Ao mesmo tempo, o Código
Florestal anistia o desmatamento em pequena propriedade e o governo federal
reduz áreas protegidas e a fiscalização, dá crédito sem exigir nenhum tipo de
regularidade ambiental. É um conjunto de
coisas que vai gerando um resultado negativo. A nossa esperança é de que, de
fato, esse aumento no desmatamento na Amazônia verificado em 2013 seja um ponto
fora da curva. Mas o contexto não é favorável.
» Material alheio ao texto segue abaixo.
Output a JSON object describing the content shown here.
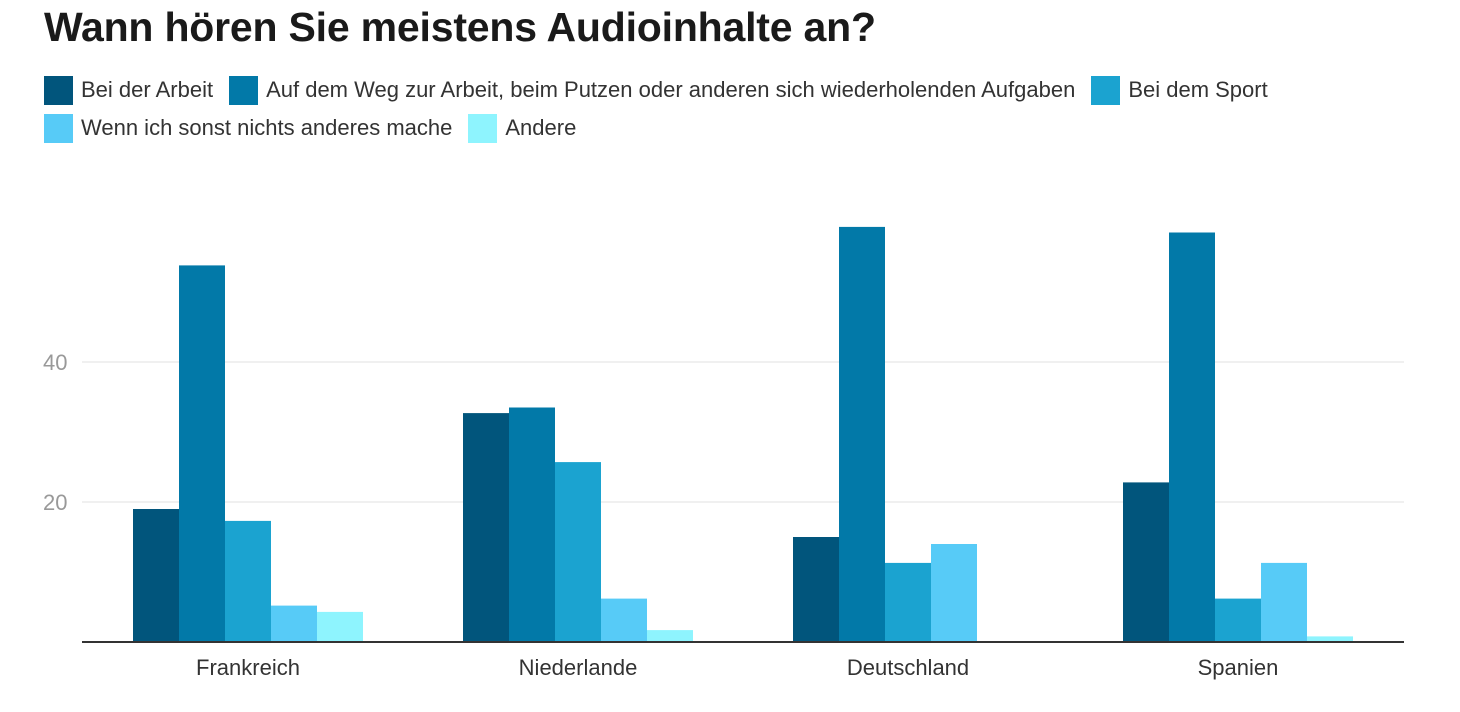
{
  "chart_data": {
    "type": "bar",
    "title": "Wann hören Sie meistens Audioinhalte an?",
    "categories": [
      "Frankreich",
      "Niederlande",
      "Deutschland",
      "Spanien"
    ],
    "series": [
      {
        "name": "Bei der Arbeit",
        "color": "#01557c",
        "values": [
          19,
          32.7,
          15,
          22.8
        ]
      },
      {
        "name": "Auf dem Weg zur Arbeit, beim Putzen oder anderen sich wiederholenden Aufgaben",
        "color": "#0279a8",
        "values": [
          53.8,
          33.5,
          59.3,
          58.5
        ]
      },
      {
        "name": "Bei dem Sport",
        "color": "#1ba3d0",
        "values": [
          17.3,
          25.7,
          11.3,
          6.2
        ]
      },
      {
        "name": "Wenn ich sonst nichts anderes mache",
        "color": "#57cbf7",
        "values": [
          5.2,
          6.2,
          14,
          11.3
        ]
      },
      {
        "name": "Andere",
        "color": "#8ef4fe",
        "values": [
          4.3,
          1.7,
          0,
          0.8
        ]
      }
    ],
    "yticks": [
      20,
      40
    ],
    "ylim": [
      0,
      60
    ],
    "grid": true,
    "legend": "top-left",
    "xlabel": "",
    "ylabel": ""
  }
}
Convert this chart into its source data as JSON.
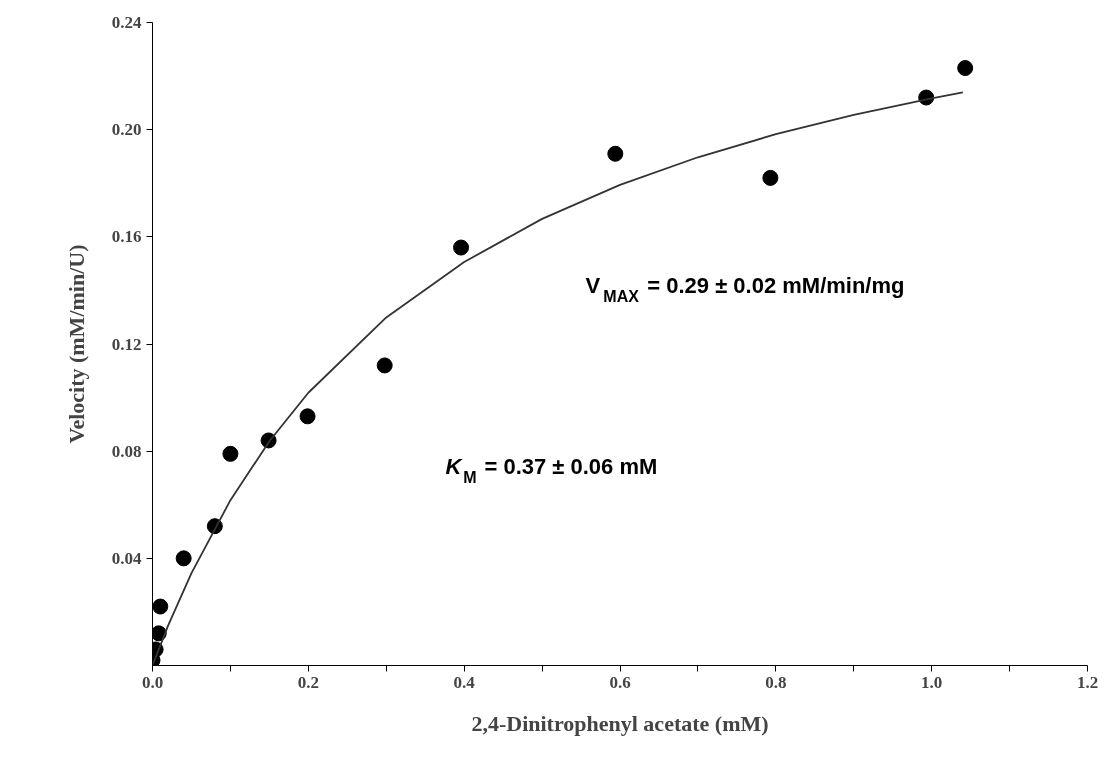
{
  "chart_data": {
    "type": "scatter",
    "xlabel": "2,4-Dinitrophenyl acetate (mM)",
    "ylabel": "Velocity (mM/min/U)",
    "xlim": [
      0,
      1.2
    ],
    "ylim": [
      0,
      0.24
    ],
    "xticks": [
      {
        "value": 0,
        "label": "0.0"
      },
      {
        "value": 0.1,
        "label": null
      },
      0.2,
      {
        "value": 0.3,
        "label": null
      },
      0.4,
      {
        "value": 0.5,
        "label": null
      },
      0.6,
      {
        "value": 0.7,
        "label": null
      },
      0.8,
      {
        "value": 0.9,
        "label": null
      },
      {
        "value": 1.0,
        "label": "1.0"
      },
      {
        "value": 1.1,
        "label": null
      },
      1.2
    ],
    "yticks": [
      0.04,
      0.08,
      0.12,
      0.16,
      {
        "value": 0.2,
        "label": "0.20"
      },
      0.24
    ],
    "grid": false,
    "series": [
      {
        "color": "#000000",
        "marker": "circle",
        "x": [
          0,
          0.004,
          0.008,
          0.01,
          0.04,
          0.08,
          0.1,
          0.149,
          0.199,
          0.298,
          0.396,
          0.594,
          0.793,
          0.993,
          1.043
        ],
        "values": [
          0.002,
          0.006,
          0.012,
          0.022,
          0.04,
          0.052,
          0.079,
          0.084,
          0.093,
          0.112,
          0.156,
          0.191,
          0.182,
          0.212,
          0.223
        ]
      },
      {
        "type": "line",
        "color": "#333333",
        "marker": "none",
        "line_style": "solid",
        "x": [
          0,
          0.02,
          0.05,
          0.1,
          0.15,
          0.2,
          0.3,
          0.4,
          0.5,
          0.6,
          0.7,
          0.8,
          0.9,
          1.0,
          1.04
        ],
        "values": [
          0,
          0.0149,
          0.0345,
          0.0617,
          0.0837,
          0.1018,
          0.1299,
          0.1506,
          0.1667,
          0.1794,
          0.1897,
          0.1983,
          0.2055,
          0.2117,
          0.2139
        ]
      }
    ],
    "annotations": [
      "V$_{MAX}$ = 0.29 ± 0.02 mM/min/mg",
      "K$_{M}$ = 0.37 ± 0.06 mM"
    ]
  }
}
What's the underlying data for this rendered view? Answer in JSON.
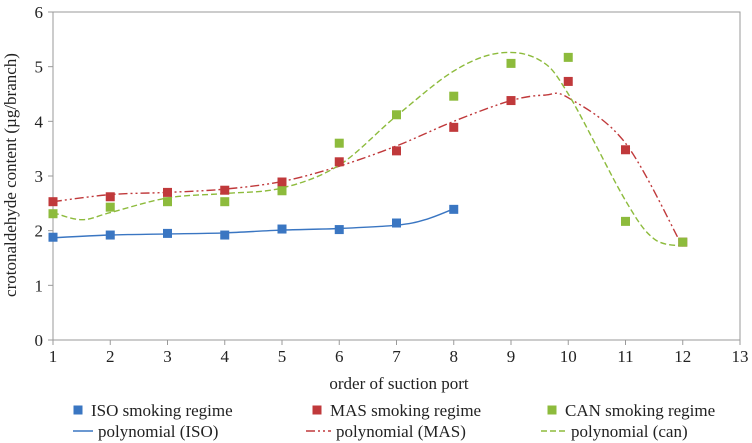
{
  "chart_data": {
    "type": "scatter",
    "title": "",
    "xlabel": "order of suction port",
    "ylabel": "crotonaldehyde content (µg/branch)",
    "xlim": [
      1,
      13
    ],
    "ylim": [
      0,
      6
    ],
    "x_ticks": [
      1,
      2,
      3,
      4,
      5,
      6,
      7,
      8,
      9,
      10,
      11,
      12,
      13
    ],
    "y_ticks": [
      0,
      1,
      2,
      3,
      4,
      5,
      6
    ],
    "grid": false,
    "legend_position": "bottom",
    "series": [
      {
        "name": "ISO smoking regime",
        "color": "#3a76c2",
        "marker": "square",
        "x": [
          1,
          2,
          3,
          4,
          5,
          6,
          7,
          8
        ],
        "y": [
          1.88,
          1.92,
          1.95,
          1.92,
          2.03,
          2.02,
          2.14,
          2.39
        ]
      },
      {
        "name": "MAS smoking regime",
        "color": "#c0393b",
        "marker": "square",
        "x": [
          1,
          2,
          3,
          4,
          5,
          6,
          7,
          8,
          9,
          10,
          11,
          12
        ],
        "y": [
          2.53,
          2.62,
          2.7,
          2.74,
          2.89,
          3.26,
          3.46,
          3.89,
          4.38,
          4.73,
          3.48,
          1.79
        ]
      },
      {
        "name": "CAN smoking regime",
        "color": "#8dbb3c",
        "marker": "square",
        "x": [
          1,
          2,
          3,
          4,
          5,
          6,
          7,
          8,
          9,
          10,
          11,
          12
        ],
        "y": [
          2.31,
          2.43,
          2.53,
          2.53,
          2.73,
          3.6,
          4.12,
          4.46,
          5.06,
          5.17,
          2.17,
          1.79
        ]
      }
    ],
    "trendlines": [
      {
        "name": "polynomial (ISO)",
        "color": "#3a76c2",
        "dash": "solid",
        "x": [
          1,
          2,
          3,
          4,
          5,
          6,
          7,
          7.5,
          8
        ],
        "y": [
          1.87,
          1.92,
          1.94,
          1.96,
          2.01,
          2.04,
          2.1,
          2.2,
          2.4
        ]
      },
      {
        "name": "polynomial (MAS)",
        "color": "#c0393b",
        "dash": "dash-dot-dot",
        "x": [
          1,
          2,
          3,
          4,
          5,
          6,
          7,
          8,
          9,
          9.6,
          10,
          11,
          12
        ],
        "y": [
          2.53,
          2.66,
          2.7,
          2.76,
          2.9,
          3.18,
          3.55,
          4.0,
          4.38,
          4.48,
          4.43,
          3.6,
          1.7
        ]
      },
      {
        "name": "polynomial (can)",
        "color": "#8dbb3c",
        "dash": "dashed",
        "x": [
          1,
          1.5,
          2,
          3,
          4,
          5,
          6,
          7,
          8,
          8.8,
          9.5,
          10,
          11,
          11.5,
          12
        ],
        "y": [
          2.33,
          2.2,
          2.33,
          2.6,
          2.68,
          2.78,
          3.2,
          4.1,
          4.92,
          5.25,
          5.12,
          4.5,
          2.55,
          1.85,
          1.72
        ]
      }
    ]
  }
}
O Código Florestal é um exemplo de uma série de despolíticas na agenda
ambiental cujo resultado é, do ponto de vista de indicadores ambientais,
negativo.
ICBr - Você gostaria de acrescentar mais
alguma informação?
AL - O recado importante é que é preciso fazer uma avaliação mais
ampla dessa estratégia do governo, se é que há uma. Vamos ter um ano eleitoral,
quando as questões sempre afloram com força, e no caso da agenda ambiental,
historicamente, o resultado não é favorável. Vai ser um ano difícil, e depois
vamos ter mudança de governos, o que vai significar possivelmente mais um
atraso na implementação da lei. Vamos fazer dois anos agora e entraremos em um
período muito complexo, adverso para essa agenda, o que me preocupa muito.